Somit ist der Hauptunterschied zwischen Hörnern und Bassreflex also eher an anderen als den vermuteten Stellen zu suchen. Es gibt kein Patentrezept, man muss es selbst entscheiden. Eine Bassreflexkiste klingt selten trocken wie ein Horn, dafür klingt es bei gleichem Schalldruck fetter (was ein psychoakustischer Effekt, also unserem Gehör zu verdanken ist). Eine Bassrefelxkiste lässt nicht nur ihre Tuningfrequenz aus ihrem Loch, sondern auch störende Anteile von oberhalb dieser Frequenz, die logischerweise nicht in Phase mit dem Nutzschall des Chassis ist. Bassreflex ist aber einfacher handhabbar. Ganz klar ist dabei nämlich, dass ein sehr kompakter Subwoofer kein Horn sein kann, man bekommt die nötige Länge einfach nicht in einem Gehäuse unter, wo sonst ein 15er oder gar nur ein 12er Bassreflex verbaut ist. Ab dem Volumen eines BR-Doppel-18ers kann man auch über Hörner reden. Bei beiden Konzepten kann man viel falsch machen, bei den Hörnern aber mehr. Dafür wird man als audiophiler Hörer beim richtig gemachten Horn eher belohnt als bei Bassreflex.

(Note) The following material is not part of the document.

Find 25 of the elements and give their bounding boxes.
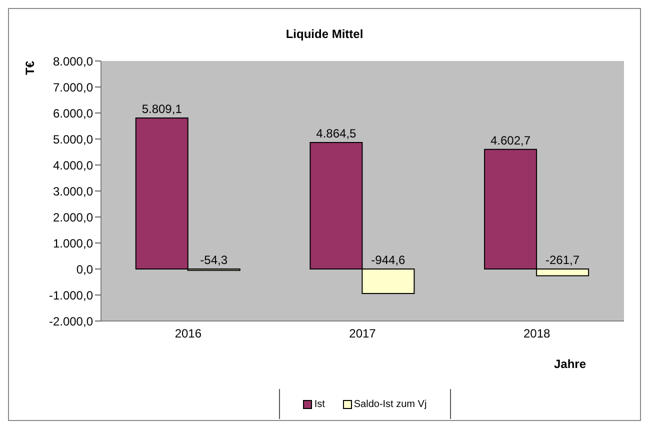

Die Frage, warum es in den letzten 15 Jahren immer mehr Bassreflex- oder gar Bandpasskonstrukte gibt, ist dabei recht einfach zu beanworten: Sagen wir, der Kunde ist bereit 2000 Euro pro Subwoofer auszugeben. Ein ordentliches Horn wie beschrieben kostet in der Herstellung 700 Euro und ersetzt zwei 18er. Macht also 1300 Euro, die für Vertrieb, Büro und als Gewinn übrigbleiben. Verkaufe ich stattdessen zwei einzelne 18" Bassreflexsubwoofer für je 1700 Euro, die den gleichen Job machen und in der Herstellung 350 Euro kosten, habe ich einen deutlich höheren Gewinn (denn Büro- und Vertriebskosten bleiben ja identisch). So sieht es im Markt aus, wo die Leute bereit sind, Geld zu zahlen. Im Billigbilligbillig-Markt siehts natürlich nicht wirklich anders aus, nur sind die Symptome anders: Gute Chassis, die im Horn halten, sind teurer als BR-taugliche Chassis. Das Horn mit seinen 700 Euro Herstellungskosten liegt in diesem Markt schon über den, was der Kunde überhaupt ausgeben möchte, egal wie gut das Zeug ist.